Consider a fourth-order nonhomogeneous PDE

$$\begin{aligned}&\frac{\partial ^2 v}{\partial t^2} + (1+x)\frac{\partial ^4 v}{\partial x^4}=f(x,t), \quad x\in [0, 1],\quad t>0\\&\text {where}\;f(x,t)=-72(1+x)(1-5x+5x^2)t\sin {t}+(x-x^2)^3(2\cos {t}-t\sin {t}). \end{aligned}$$

The initial and boundary conditions are as follows

$$\begin{aligned}&v(x,0)=0,\quad v_t(x,0)=0,\qquad \qquad \qquad \quad x\in [0, 1],\\&v(0,t)=v(1,t)=v_{xx}(0,t)=v_{xx}(1,t)=0,\ \qquad t\ge {0}, \end{aligned}$$

The analytical solution is \(v(x,t)=(x-x^2)^3t\sin {t}\). From Eq. (4), initial and boundary conditions are derived as

$$\begin{aligned}&\phi (x,0)=0,\quad \phi (0,t)= \phi (1,t)=0.\\&\psi (x,0)=0,\quad \psi (0,t)=\psi (1,t)=0. \end{aligned}$$

The computed results obtained by both methods and analytical solutions are compared in Table 6.

Figure 7 depicts the computed numerical results for \(n = 60\), \(\Delta t = 0.0001\) at \(t = 1\).

Table 6 Maximum absolute errors in v(xt) and \(v_{xx}(x,t)\) for Problem 4
Fig. 7
figure 7

Displacement for \(t\le 1.0\) (\(n=60\), \(\Delta t=0.0001\))
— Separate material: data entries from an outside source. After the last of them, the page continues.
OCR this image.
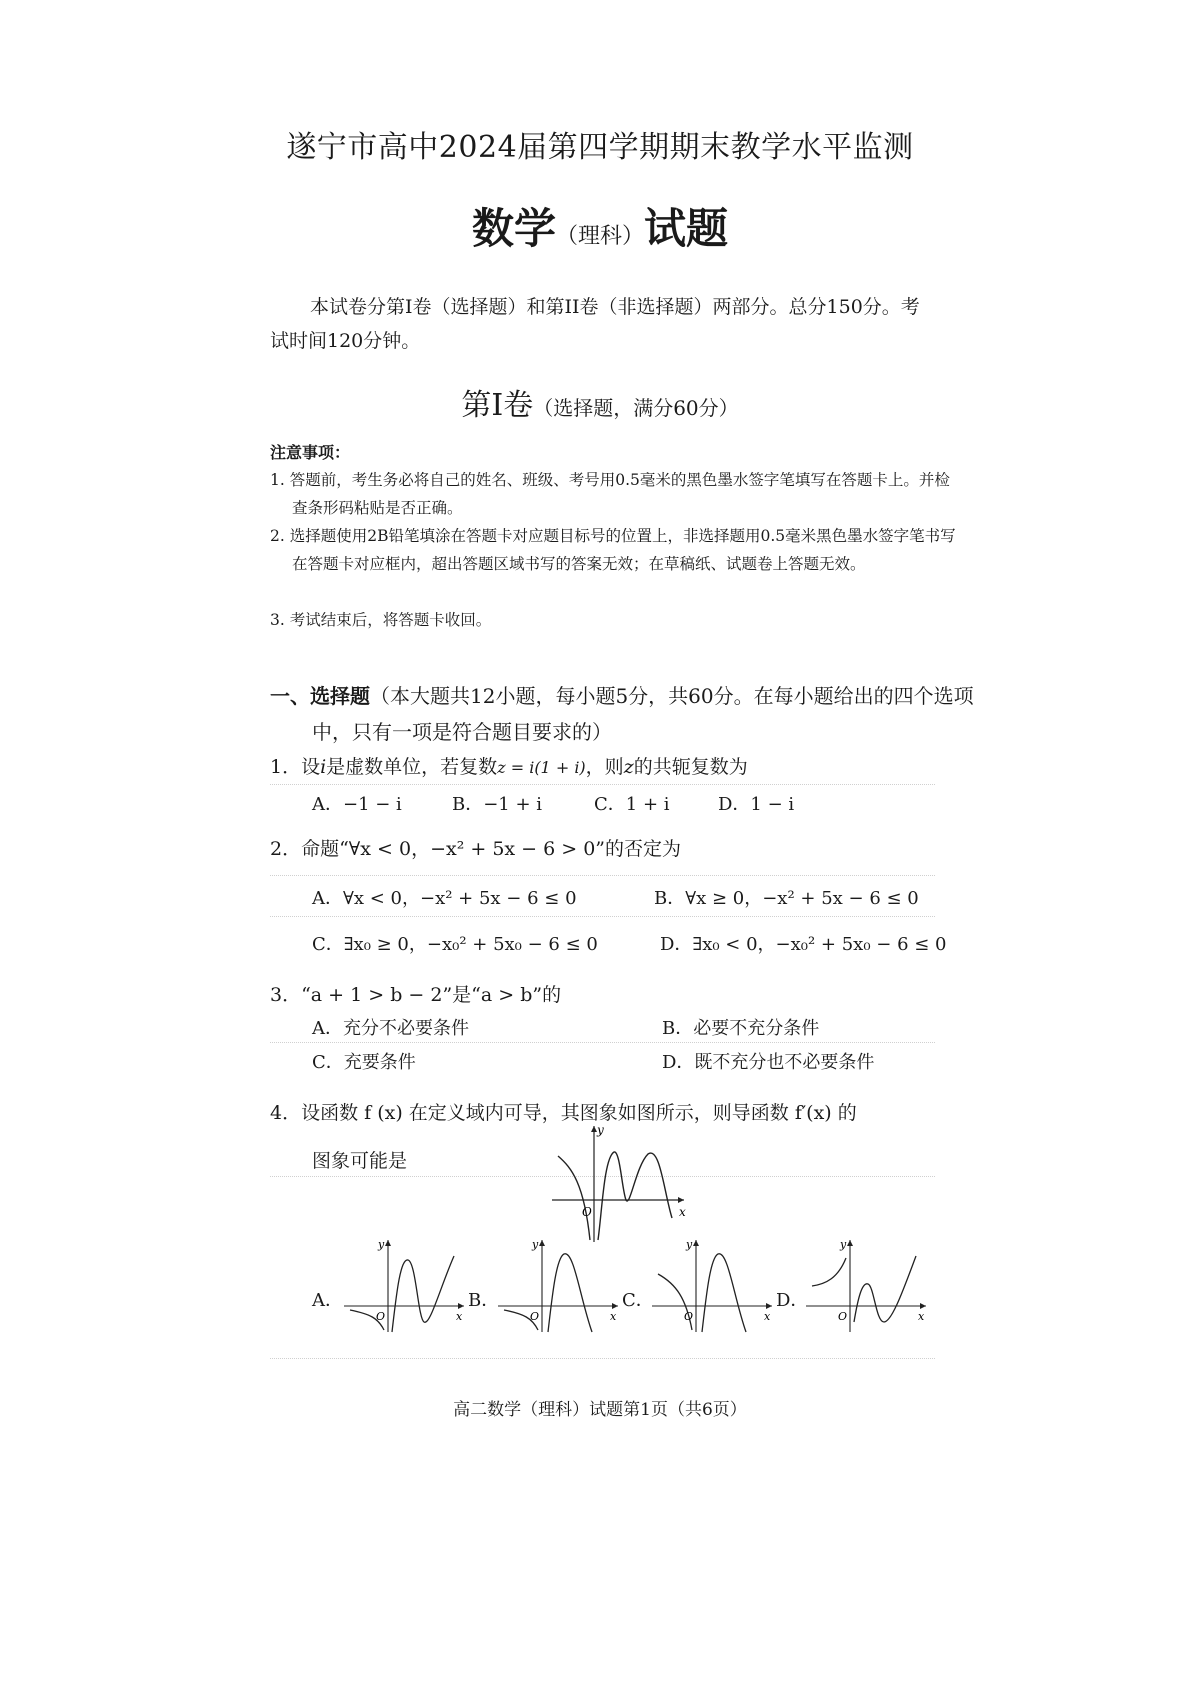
遂宁市高中2024届第四学期期末教学水平监测
数学（理科）试题
本试卷分第I卷（选择题）和第II卷（非选择题）两部分。总分150分。考试时间120分钟。
第Ⅰ卷（选择题，满分60分）
注意事项：
1. 答题前，考生务必将自己的姓名、班级、考号用0.5毫米的黑色墨水签字笔填写在答题卡上。并检查条形码粘贴是否正确。
2. 选择题使用2B铅笔填涂在答题卡对应题目标号的位置上，非选择题用0.5毫米黑色墨水签字笔书写在答题卡对应框内，超出答题区域书写的答案无效；在草稿纸、试题卷上答题无效。
3. 考试结束后，将答题卡收回。
一、选择题（本大题共12小题，每小题5分，共60分。在每小题给出的四个选项中，只有一项是符合题目要求的）
1．设i是虚数单位，若复数z = i(1 + i)，则z的共轭复数为
A．−1 − i	B．−1 + i	C．1 + i	D．1 − i
2．命题“∀x < 0，−x² + 5x − 6 > 0”的否定为
A．∀x < 0，−x² + 5x − 6 ≤ 0	B．∀x ≥ 0，−x² + 5x − 6 ≤ 0
C．∃x₀ ≥ 0，−x₀² + 5x₀ − 6 ≤ 0	D．∃x₀ < 0，−x₀² + 5x₀ − 6 ≤ 0
3．“a + 1 > b − 2”是“a > b”的
A．充分不必要条件	B．必要不充分条件
C．充要条件	D．既不充分也不必要条件
4．设函数 f (x) 在定义域内可导，其图象如图所示，则导函数 f′(x) 的
图象可能是
y
x
O
A．	B．	C．	D．
y
x
O
y
x
O
y
x
O
y
x
O
高二数学（理科）试题第1页（共6页）
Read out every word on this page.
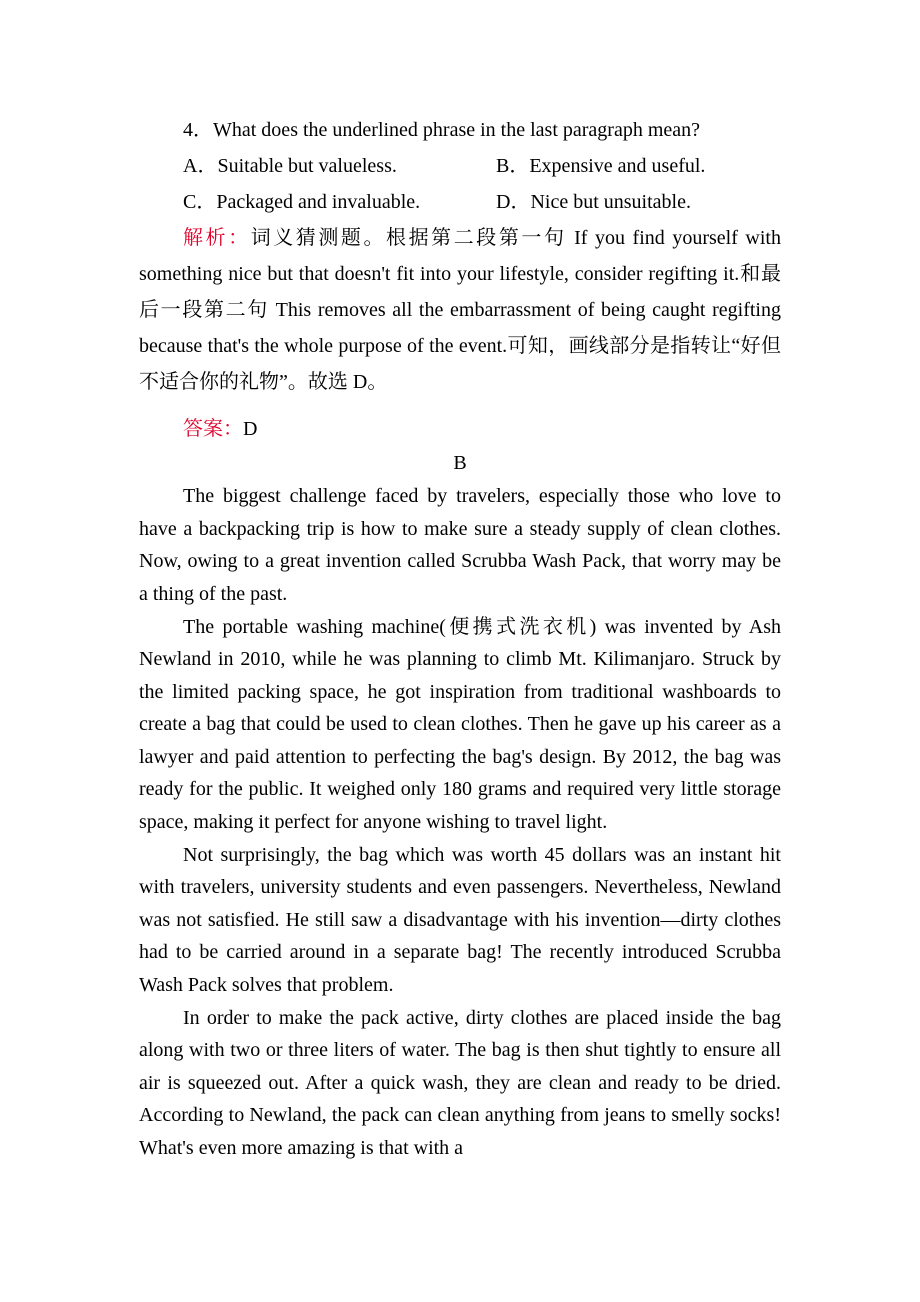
4．What does the underlined phrase in the last paragraph mean?
A．Suitable but valueless.	B．Expensive and useful.
C．Packaged and invaluable.	D．Nice but unsuitable.
解析：词义猜测题。根据第二段第一句 If you find yourself with something nice but that doesn't fit into your lifestyle, consider regifting it.和最后一段第二句 This removes all the embarrassment of being caught regifting because that's the whole purpose of the event.可知，画线部分是指转让“好但不适合你的礼物”。故选 D。
答案：D
B

The biggest challenge faced by travelers, especially those who love to have a backpacking trip is how to make sure a steady supply of clean clothes. Now, owing to a great invention called Scrubba Wash Pack, that worry may be a thing of the past.

The portable washing machine(便携式洗衣机) was invented by Ash Newland in 2010, while he was planning to climb Mt. Kilimanjaro. Struck by the limited packing space, he got inspiration from traditional washboards to create a bag that could be used to clean clothes. Then he gave up his career as a lawyer and paid attention to perfecting the bag's design. By 2012, the bag was ready for the public. It weighed only 180 grams and required very little storage space, making it perfect for anyone wishing to travel light.

Not surprisingly, the bag which was worth 45 dollars was an instant hit with travelers, university students and even passengers. Nevertheless, Newland was not satisfied. He still saw a disadvantage with his invention—dirty clothes had to be carried around in a separate bag! The recently introduced Scrubba Wash Pack solves that problem.

In order to make the pack active, dirty clothes are placed inside the bag along with two or three liters of water. The bag is then shut tightly to ensure all air is squeezed out. After a quick wash, they are clean and ready to be dried. According to Newland, the pack can clean anything from jeans to smelly socks! What's even more amazing is that with a
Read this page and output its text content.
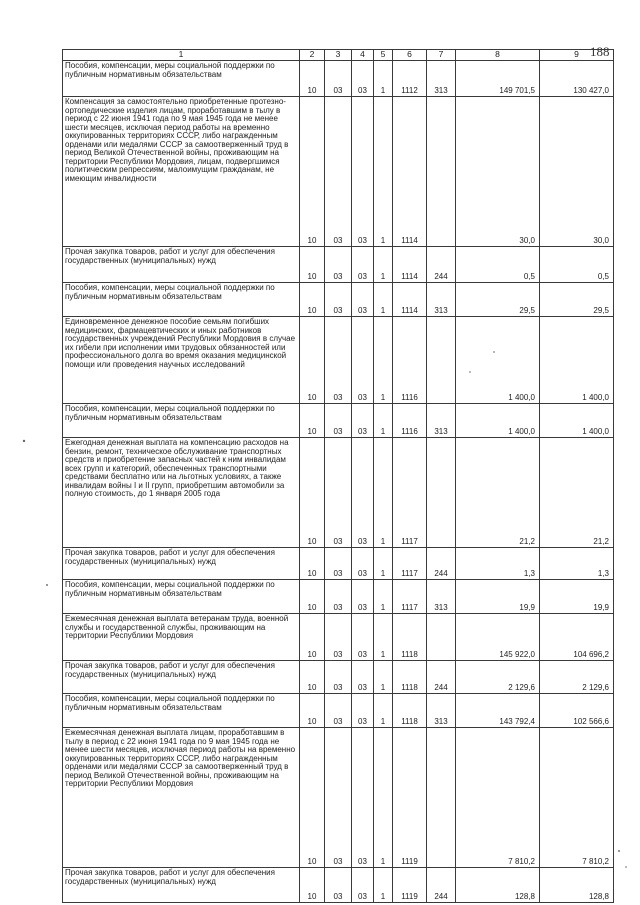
188
1	2	3	4	5	6	7	8	9
Пособия, компенсации, меры социальной поддержки по публичным нормативным обязательствам	10	03	03	1	1112	313	149 701,5	130 427,0
Компенсация за самостоятельно приобретенные протезно-ортопедические изделия лицам, проработавшим в тылу в период с 22 июня 1941 года по 9 мая 1945 года не менее шести месяцев, исключая период работы на временно оккупированных территориях СССР, либо награжденным орденами или медалями СССР за самоотверженный труд в период Великой Отечественной войны, проживающим на территории Республики Мордовия, лицам, подвергшимся политическим репрессиям, малоимущим гражданам, не имеющим инвалидности	10	03	03	1	1114		30,0	30,0
Прочая закупка товаров, работ и услуг для обеспечения государственных (муниципальных) нужд	10	03	03	1	1114	244	0,5	0,5
Пособия, компенсации, меры социальной поддержки по публичным нормативным обязательствам	10	03	03	1	1114	313	29,5	29,5
Единовременное денежное пособие семьям погибших медицинских, фармацевтических и иных работников государственных учреждений Республики Мордовия в случае их гибели при исполнении ими трудовых обязанностей или профессионального долга во время оказания медицинской помощи или проведения научных исследований	10	03	03	1	1116		1 400,0	1 400,0
Пособия, компенсации, меры социальной поддержки по публичным нормативным обязательствам	10	03	03	1	1116	313	1 400,0	1 400,0
Ежегодная денежная выплата на компенсацию расходов на бензин, ремонт, техническое обслуживание транспортных средств и приобретение запасных частей к ним инвалидам всех групп и категорий, обеспеченных транспортными средствами бесплатно или на льготных условиях, а также инвалидам войны I и II групп, приобретшим автомобили за полную стоимость, до 1 января 2005 года	10	03	03	1	1117		21,2	21,2
Прочая закупка товаров, работ и услуг для обеспечения государственных (муниципальных) нужд	10	03	03	1	1117	244	1,3	1,3
Пособия, компенсации, меры социальной поддержки по публичным нормативным обязательствам	10	03	03	1	1117	313	19,9	19,9
Ежемесячная денежная выплата ветеранам труда, военной службы и государственной службы, проживающим на территории Республики Мордовия	10	03	03	1	1118		145 922,0	104 696,2
Прочая закупка товаров, работ и услуг для обеспечения государственных (муниципальных) нужд	10	03	03	1	1118	244	2 129,6	2 129,6
Пособия, компенсации, меры социальной поддержки по публичным нормативным обязательствам	10	03	03	1	1118	313	143 792,4	102 566,6
Ежемесячная денежная выплата лицам, проработавшим в тылу в период с 22 июня 1941 года по 9 мая 1945 года не менее шести месяцев, исключая период работы на временно оккупированных территориях СССР, либо награжденным орденами или медалями СССР за самоотверженный труд в период Великой Отечественной войны, проживающим на территории Республики Мордовия	10	03	03	1	1119		7 810,2	7 810,2
Прочая закупка товаров, работ и услуг для обеспечения государственных (муниципальных) нужд	10	03	03	1	1119	244	128,8	128,8
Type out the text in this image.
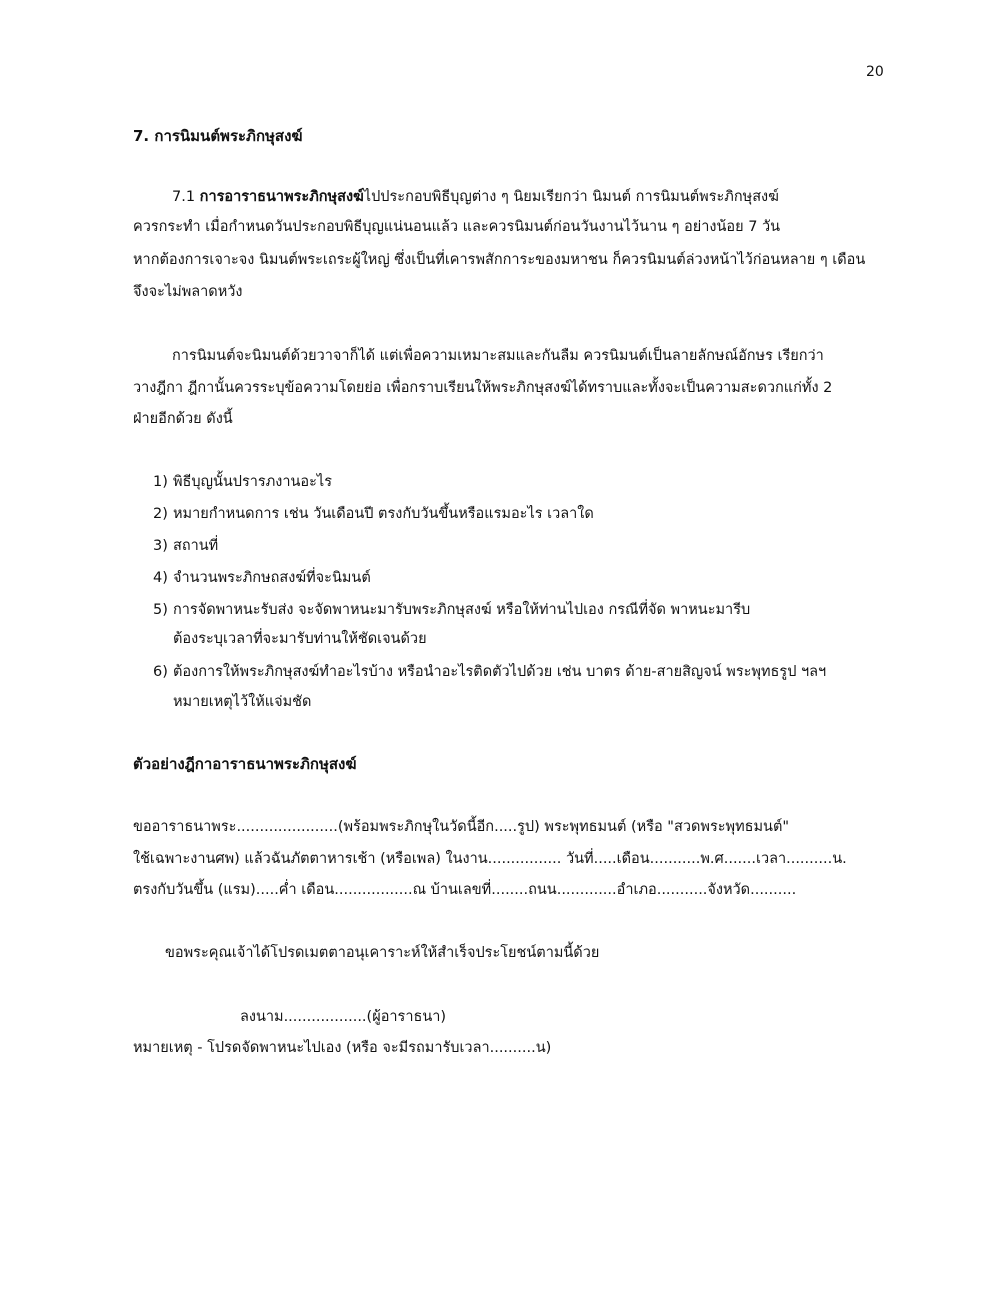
20
7. การนิมนต์พระภิกษุสงฆ์
7.1 การอาราธนาพระภิกษุสงฆ์ไปประกอบพิธีบุญต่าง ๆ นิยมเรียกว่า นิมนต์ การนิมนต์พระภิกษุสงฆ์
ควรกระทำ เมื่อกำหนดวันประกอบพิธีบุญแน่นอนแล้ว และควรนิมนต์ก่อนวันงานไว้นาน ๆ อย่างน้อย 7 วัน
หากต้องการเจาะจง นิมนต์พระเถระผู้ใหญ่ ซึ่งเป็นที่เคารพสักการะของมหาชน ก็ควรนิมนต์ล่วงหน้าไว้ก่อนหลาย ๆ เดือน
จึงจะไม่พลาดหวัง
การนิมนต์จะนิมนต์ด้วยวาจาก็ได้ แต่เพื่อความเหมาะสมและกันลืม ควรนิมนต์เป็นลายลักษณ์อักษร เรียกว่า
วางฎีกา ฎีกานั้นควรระบุข้อความโดยย่อ เพื่อกราบเรียนให้พระภิกษุสงฆ์ได้ทราบและทั้งจะเป็นความสะดวกแก่ทั้ง 2
ฝ่ายอีกด้วย ดังนี้
1) พิธีบุญนั้นปรารภงานอะไร
2) หมายกำหนดการ เช่น วันเดือนปี ตรงกับวันขึ้นหรือแรมอะไร เวลาใด
3) สถานที่
4) จำนวนพระภิกษถสงฆ์ที่จะนิมนต์
5) การจัดพาหนะรับส่ง จะจัดพาหนะมารับพระภิกษุสงฆ์ หรือให้ท่านไปเอง กรณีที่จัด พาหนะมารีบ
ต้องระบุเวลาที่จะมารับท่านให้ชัดเจนด้วย
6) ต้องการให้พระภิกษุสงฆ์ทำอะไรบ้าง หรือนำอะไรติดตัวไปด้วย เช่น บาตร ด้าย-สายสิญจน์ พระพุทธรูป ฯลฯ
หมายเหตุไว้ให้แจ่มชัด
ตัวอย่างฎีกาอาราธนาพระภิกษุสงฆ์
ขออาราธนาพระ......................(พร้อมพระภิกษุในวัดนี้อีก.....รูป) พระพุทธมนต์ (หรือ "สวดพระพุทธมนต์"
ใช้เฉพาะงานศพ) แล้วฉันภัตตาหารเช้า (หรือเพล) ในงาน................ วันที่.....เดือน...........พ.ศ.......เวลา..........น.
ตรงกับวันขึ้น (แรม).....ค่ำ เดือน.................ณ บ้านเลขที่........ถนน.............อำเภอ...........จังหวัด..........
ขอพระคุณเจ้าได้โปรดเมตตาอนุเคาราะห์ให้สำเร็จประโยชน์ตามนี้ด้วย
ลงนาม..................(ผู้อาราธนา)
หมายเหตุ - โปรดจัดพาหนะไปเอง (หรือ จะมีรถมารับเวลา..........น)
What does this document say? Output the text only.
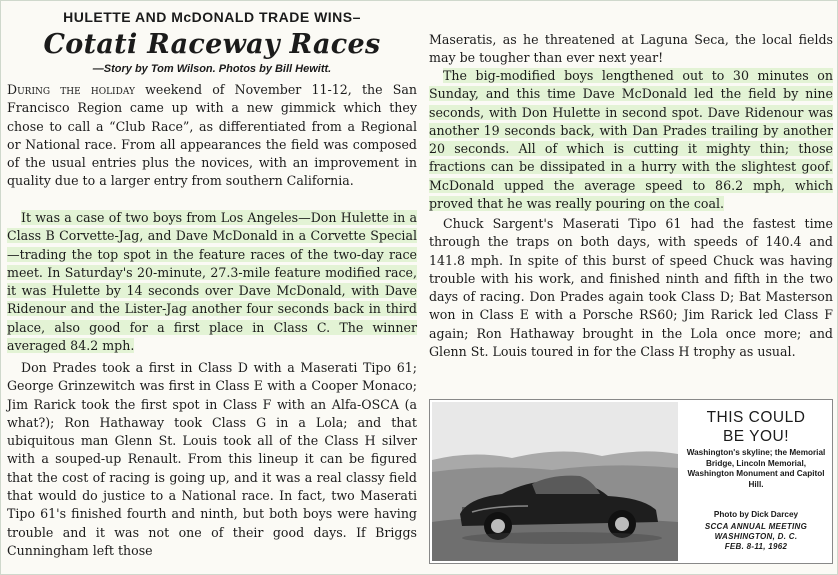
HULETTE AND McDONALD TRADE WINS–
Cotati Raceway Races
—Story by Tom Wilson. Photos by Bill Hewitt.

During the holiday weekend of November 11-12, the San Francisco Region came up with a new gimmick which they chose to call a “Club Race”, as differentiated from a Regional or National race. From all appearances the field was composed of the usual entries plus the novices, with an improvement in quality due to a larger entry from southern California.

It was a case of two boys from Los Angeles—Don Hulette in a Class B Corvette-Jag, and Dave McDonald in a Corvette Special—trading the top spot in the feature races of the two-day race meet. In Saturday's 20-minute, 27.3-mile feature modified race, it was Hulette by 14 seconds over Dave McDonald, with Dave Ridenour and the Lister-Jag another four seconds back in third place, also good for a first place in Class C. The winner averaged 84.2 mph.

Don Prades took a first in Class D with a Maserati Tipo 61; George Grinzewitch was first in Class E with a Cooper Monaco; Jim Rarick took the first spot in Class F with an Alfa-OSCA (a what?); Ron Hathaway took Class G in a Lola; and that ubiquitous man Glenn St. Louis took all of the Class H silver with a souped-up Renault. From this lineup it can be figured that the cost of racing is going up, and it was a real classy field that would do justice to a National race. In fact, two Maserati Tipo 61's finished fourth and ninth, but both boys were having trouble and it was not one of their good days. If Briggs Cunningham left those

Maseratis, as he threatened at Laguna Seca, the local fields may be tougher than ever next year!

The big-modified boys lengthened out to 30 minutes on Sunday, and this time Dave McDonald led the field by nine seconds, with Don Hulette in second spot. Dave Ridenour was another 19 seconds back, with Dan Prades trailing by another 20 seconds. All of which is cutting it mighty thin; those fractions can be dissipated in a hurry with the slightest goof. McDonald upped the average speed to 86.2 mph, which proved that he was really pouring on the coal.

Chuck Sargent's Maserati Tipo 61 had the fastest time through the traps on both days, with speeds of 140.4 and 141.8 mph. In spite of this burst of speed Chuck was having trouble with his work, and finished ninth and fifth in the two days of racing. Don Prades again took Class D; Bat Masterson won in Class E with a Porsche RS60; Jim Rarick led Class F again; Ron Hathaway brought in the Lola once more; and Glenn St. Louis toured in for the Class H trophy as usual.

THIS COULD
BE YOU!
Washington's skyline; the Memorial Bridge, Lincoln Memorial, Washington Monument and Capitol Hill.
Photo by Dick Darcey
SCCA ANNUAL MEETING
WASHINGTON, D. C.
FEB. 8-11, 1962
Thus, according to the given tabular results and figures, we conclude that for each problem, DQM gives better solutions than CBSQI for the small number of grid points, but we also found that for a large number of grid points, DQM becomes unstable, whereas CBSQI produces good solutions.

9 Conclusions

In this paper, we have presented two numerical methods named CBSQI and DQM for solving fourth-order parabolic PDEs. The proposed methods are tested on four test problems, and on the basis of these results, we summarize the final outcomes as

  1. 1.

    DQM gives better solutions than CBSQI when the number of grid points is small, but we also found that for a large number of grid points, DQM becomes unstable, whereas CBSQI produces good solutions.

  2. 2.

    The stability of both the methods is discussed, and it is found that DQM is conditionally stable, whereas CBSQI is unconditionally stable.

  3. 3.

    To the best of the authors' knowledge, CBSQI Crank–Nicholson scheme technique has been used for the first time for solving fourth-order parabolic PDEs. The main advantage of CBSQI is that it is very easy to implement.

  4. (iv)

    The proposed methods can be applied for higher dimensional problems.